La Audiencia Nacional ha confirmado la sentencia que condenó a 14 años y 3 meses de cárcel al sargento de la Guardia Civil, comandante del puesto de Isla Mayor, por facilitar la entrada de hachís desde Marruecos a una organización local dedicada al tráfico de drogas. La sala de apelación ha desestimado el recurso presentado por Francisco Javier Cáceres contra la sentencia dictada por la Sección Primera de la sala de lo Penal que le condenó el pasado 5 de abril por los delitos de tráfico de drogas, pertenencia a organización, blanqueo de capitales y cohecho.

El tribunal también impuso penas que oscilan entre dos años y tres meses de prisión y ocho años y un mes para otros tres agentes del mismo puesto y para 18 miembros y colaboradores de la organización de narcotraficantes, liderada por Francisco Antonio Rodríguez, alias «El Negro». Todos ellos reconocieron los hechos durante el juicio que se celebró en la Audiencia Nacional y aceptaron las penas que solicitó la Fiscalía Antidroga, a excepción del sargento Cáceres.

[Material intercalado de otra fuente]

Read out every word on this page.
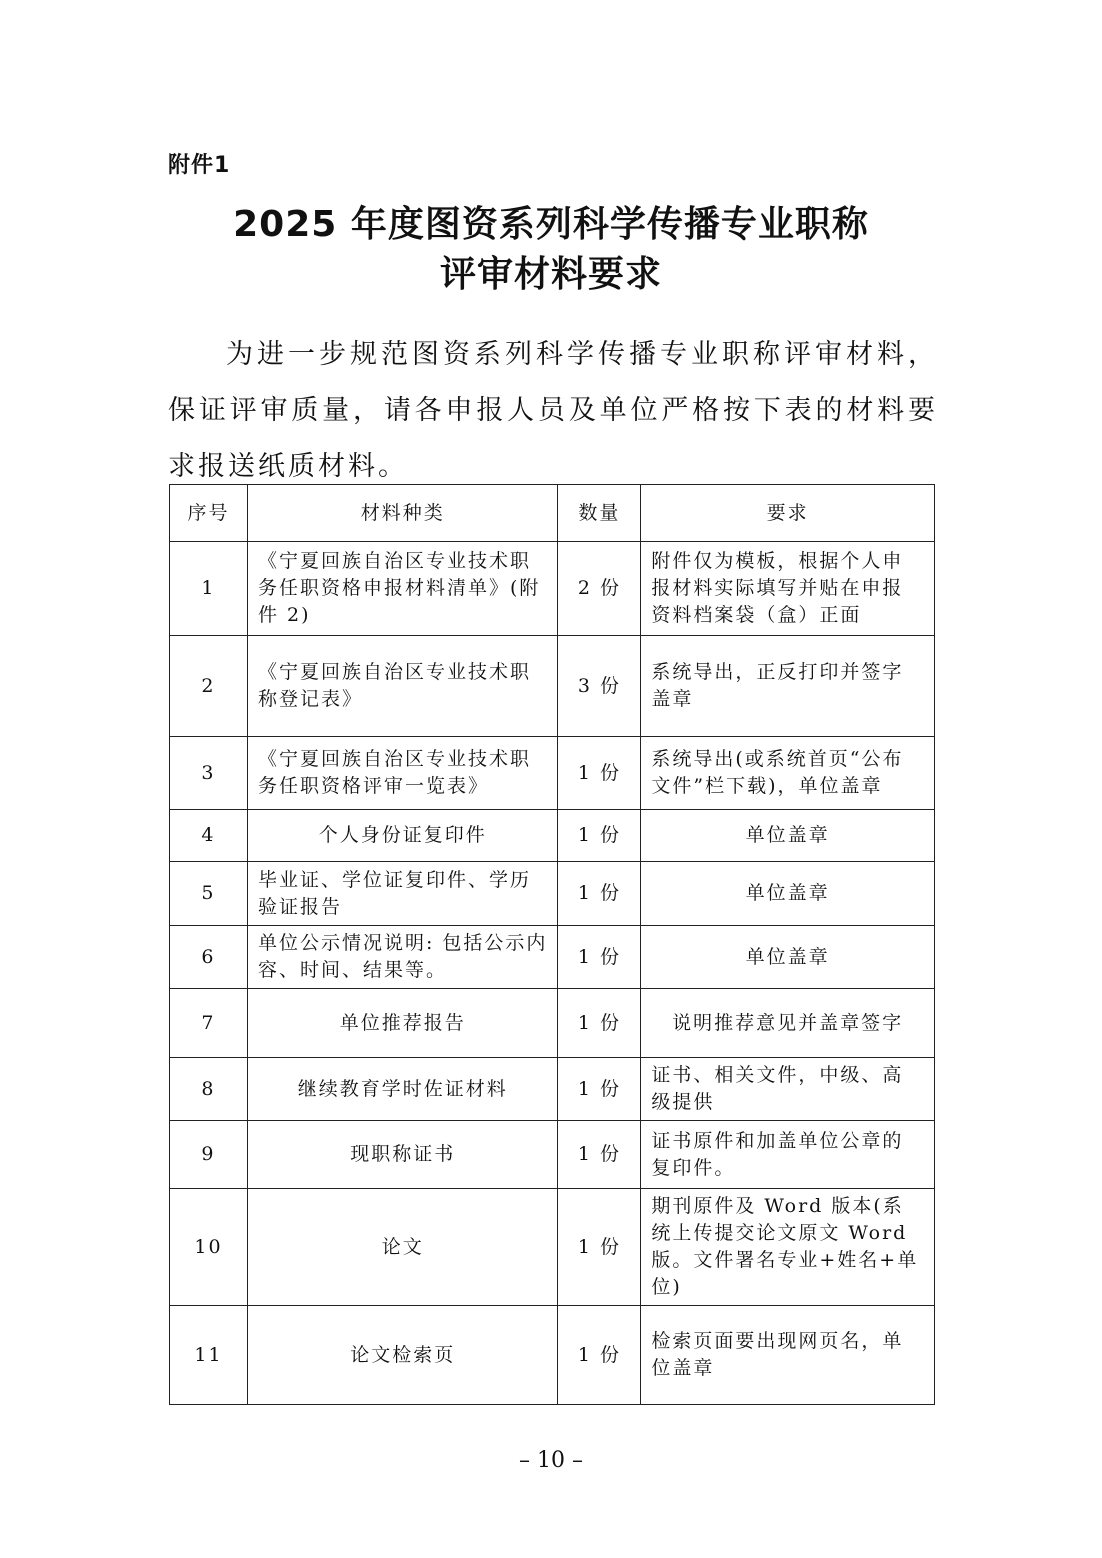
附件1
2025 年度图资系列科学传播专业职称
评审材料要求

为进一步规范图资系列科学传播专业职称评审材料，保证评审质量，请各申报人员及单位严格按下表的材料要求报送纸质材料。

序号	材料种类	数量	要求
1	《宁夏回族自治区专业技术职务任职资格申报材料清单》(附件 2)	2 份	附件仅为模板，根据个人申报材料实际填写并贴在申报资料档案袋（盒）正面
2	《宁夏回族自治区专业技术职称登记表》	3 份	系统导出，正反打印并签字盖章
3	《宁夏回族自治区专业技术职务任职资格评审一览表》	1 份	系统导出(或系统首页“公布文件”栏下载)，单位盖章
4	个人身份证复印件	1 份	单位盖章
5	毕业证、学位证复印件、学历验证报告	1 份	单位盖章
6	单位公示情况说明: 包括公示内容、时间、结果等。	1 份	单位盖章
7	单位推荐报告	1 份	说明推荐意见并盖章签字
8	继续教育学时佐证材料	1 份	证书、相关文件，中级、高级提供
9	现职称证书	1 份	证书原件和加盖单位公章的复印件。
10	论文	1 份	期刊原件及 Word 版本(系统上传提交论文原文 Word 版。文件署名专业+姓名+单位)
11	论文检索页	1 份	检索页面要出现网页名，单位盖章
– 10 –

El que fuera jefe del cuartel de Isla Mayor no se sumó al acuerdo de conformidad alcanzado con el Ministerio Público. Así recurrió la sentencia por supuesta vulneración de la presunción de inocencia, error en la valoración de la prueba y falta de motivación, entre otros motivos. Sin embargo, ninguno de esos argumentos ha prosperado.

Cubrir a los narcos

En la sentencia se detalla que en abril de 2016, el sargento Francisco Javier Cáceres mantuvo contactos con el jefe de la organización criminal para ofrecerle la protección de los miembros del Instituto Armado y facilitarle la entrada de hachís a través de río Guadalquivir, llegando a un acuerdo que suponía la entrega de 6.000 euros al inicio y otros 20.000 cada vez que terminase con éxito la operación de entrada de droga.

La prueba fundamental que ha llevado a la cárcel al sargento Francisco Javier Cáceres y a los agentes Luciano Martínez, Claudio Galván y Juan Rafael Moreno fueron las conversaciones grabadas por Asuntos Internos durante meses de intensas pesquisas a lo largo de 2016.

El sumario recoge las dificultades que tuvieron los investigadores para conseguir esa prueba concluyente contra el sargento Cáceres. Gracias a los seguimientos descubrieron que se veía con El Negro en el polígono industrial La Estrella de Coria y que hablaban en el interior de su coche para evitar las escuchas.

Los agentes solicitaron a la magistrada instructora autorización para colocar un dispositivo de escuchas dentro del coche del sargento y del vehículo oficial de la Guardia Civil que tenía asignado. Y así fue cómo le cazaron. Cuando se reprodujeron en la sala del juicio las intervenciones, el sargento aseguró que estaba tratando de infiltrarse en la banda de narcotraficantes. Sin embargo, nadie de sus superiores conocía sus planes ni lo habían autorizado.